Já no caso da Record, esse investimento parece ter ocorrido
do lado de fora da emissora, já que Rádio e TV Record foram
palco para a atuação de músicos da chamada Velha Guarda
que, liderados por Almirante, iniciavam, naquele momento,
a atuação que redundaria, em longo prazo, no que o historiador
Marcos Napolitano chamou de a “institucionalização da MPB”.
Naquele período, anunciantes e produtores
pareciam não fazer distinção entre os cantores, pois era
permitido aos anunciantes incluir suas marcas nos próprios
nomes dos programas que patrocinavam, por mais valorizados
que fossem os artistas que neles se apresentassem. Ângela
Maria, em 1956, na TV Paulista, e Maysa, em 1959, na TV
Record, por exemplo, tiveram seus respectivos programas
exclusivos intitulados simplesmente de “Espetáculos Piraquê”.
Pelo material analisado, Rita observa a
operação de alguns mecanismos sutis de hierarquização dos
artistas, no modo como o colunista Newton Mendonça, de O
Dia, se referia a eles. Já a TV Record, na opinião da pesquisadora,
procurava valorizar seu “cast” como um todo, em vez de insinuar
que uns eram melhores que os outros.
A autora propõe uma investigação mais aprofundada da opção
anterior da Rádio Record na linha verde-amarela, mas afirma
que também não há, no material coletado, discursos que permitam
fazer conjecturas sobre investimentos identitários nacionais
em música por parte das emissoras.
‘Teenagers’ e ‘coloureds’
Das operetas napolitanas ao rock, passando pelas guarânias
de origem paraguaia, pelo fado, pelo samba, pelo tango argentino
e pelo carnaval, as emissoras de TV performatizavam uma
nação realisticamente heterogênea, que apresentava uma diversidade
musical enorme, revela a pesquisa.
Essa performatização também foi investigada
nos documentos sob o ponto de vista dos investimentos de
identidade étnica, etária e também de gênero. Uma das coisas
que chamaram a atenção de Rita para isso foi o adjetivo
“coloured”, utilizado em apenas três momentos sugestivos,
dois deles para agregar valor a artistas norte-americanos
em temporada na TV Record e, num terceiro momento, como
se o colunista tivesse emprestado a expressão dos releases
norte-americanos para valorizar uma artista carioca negra
numa temporada carnavalesca na TV Record.

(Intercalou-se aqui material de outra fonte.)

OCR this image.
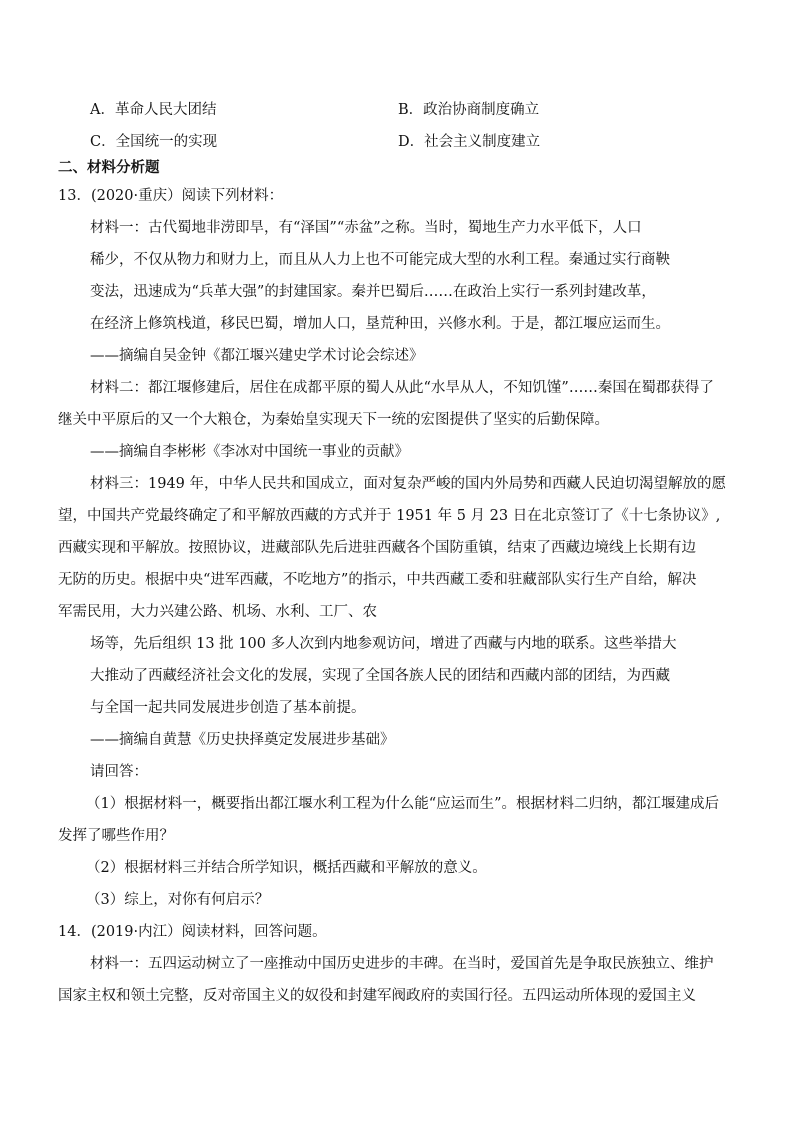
A．革命人民大团结	B．政治协商制度确立
C．全国统一的实现	D．社会主义制度建立
二、材料分析题
13．(2020·重庆）阅读下列材料：
材料一：古代蜀地非涝即旱，有“泽国”“赤盆”之称。当时，蜀地生产力水平低下，人口
稀少，不仅从物力和财力上，而且从人力上也不可能完成大型的水利工程。秦通过实行商鞅
变法，迅速成为“兵革大强”的封建国家。秦并巴蜀后……在政治上实行一系列封建改革，
在经济上修筑栈道，移民巴蜀，增加人口，垦荒种田，兴修水利。于是，都江堰应运而生。
——摘编自吴金钟《都江堰兴建史学术讨论会综述》
材料二：都江堰修建后，居住在成都平原的蜀人从此“水旱从人，不知饥馑”……秦国在蜀郡获得了
继关中平原后的又一个大粮仓，为秦始皇实现天下一统的宏图提供了坚实的后勤保障。
——摘编自李彬彬《李冰对中国统一事业的贡献》
材料三：1949 年，中华人民共和国成立，面对复杂严峻的国内外局势和西藏人民迫切渴望解放的愿
望，中国共产党最终确定了和平解放西藏的方式并于 1951 年 5 月 23 日在北京签订了《十七条协议》,
西藏实现和平解放。按照协议，进藏部队先后进驻西藏各个国防重镇，结束了西藏边境线上长期有边
无防的历史。根据中央“进军西藏，不吃地方”的指示，中共西藏工委和驻藏部队实行生产自给，解决
军需民用，大力兴建公路、机场、水利、工厂、农
场等，先后组织 13 批 100 多人次到内地参观访问，增进了西藏与内地的联系。这些举措大
大推动了西藏经济社会文化的发展，实现了全国各族人民的团结和西藏内部的团结，为西藏
与全国一起共同发展进步创造了基本前提。
——摘编自黄慧《历史抉择奠定发展进步基础》
请回答：
（1）根据材料一，概要指出都江堰水利工程为什么能“应运而生”。根据材料二归纳，都江堰建成后
发挥了哪些作用？
（2）根据材料三并结合所学知识，概括西藏和平解放的意义。
（3）综上，对你有何启示？
14．(2019·内江）阅读材料，回答问题。
材料一：五四运动树立了一座推动中国历史进步的丰碑。在当时，爱国首先是争取民族独立、维护
国家主权和领土完整，反对帝国主义的奴役和封建军阀政府的卖国行径。五四运动所体现的爱国主义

Outra expressão – “teenagers” – chamou
a atenção da pesquisadora ao ver a possibilidade do investimento
na programação diferenciada por idade. A expressão teria
sido utilizada para agregar valor ao rock, um tipo de música
então recém-chegado dos Estados Unidos. “Essas referências
por idade e gênero parecem ter sido importantes na construção
das grades de programação das emissoras desde o início,
por causa do número de programas infantis e femininos”,
pontua Rita.
Estudo
contempla década preterida por estudiosos
A importância de estudar
a programação da década de 1950, segundo Rita, está
no fato de ela ter sido preterida em pesquisas de
estudiosos da música popular brasileira e também da
televisão no Brasil. “A música dessa década tem sido
preterida em favor de outros objetos de interesse.”
Ela observa que, se de um lado, os interesses dos
pesquisadores de música na TV estão em sua utilização
como palco dos festivais de Música Popular Brasileira
que, em meados da década de 1960, representaram um
marco na consolidação da chamada MPB, por outro, os
estudiosos de TV estão focados na programação dramatúrgica,
sobretudo nas telenovelas, tanto nos estudos de conteúdo
quanto nos estudos de recepção.
Rita apresenta como
exceção única o trabalho de José Ramos Tinhorão, intitulado
Do gramofone ao rádio e TV, pelo interesse desse pesquisador
em mídias como veículos de circulação de música. Mas,
segundo ela, mesmo Tinhorão parece ter-se atido apenas
à programação musical da televisão carioca, e não
realizou, de fato, um levantamento minucioso como
o dela, e sim uma análise geral de suas implicações
sociológicas. “De qualquer maneira, as questões que
formulo em meu projeto tornam-se relevantes justamente
porque dão prosseguimento a reflexões iniciadas por
outros, tanto no campo dos estudos da música popular
brasileira quanto no campo dos estudos de televisão
no Brasil.”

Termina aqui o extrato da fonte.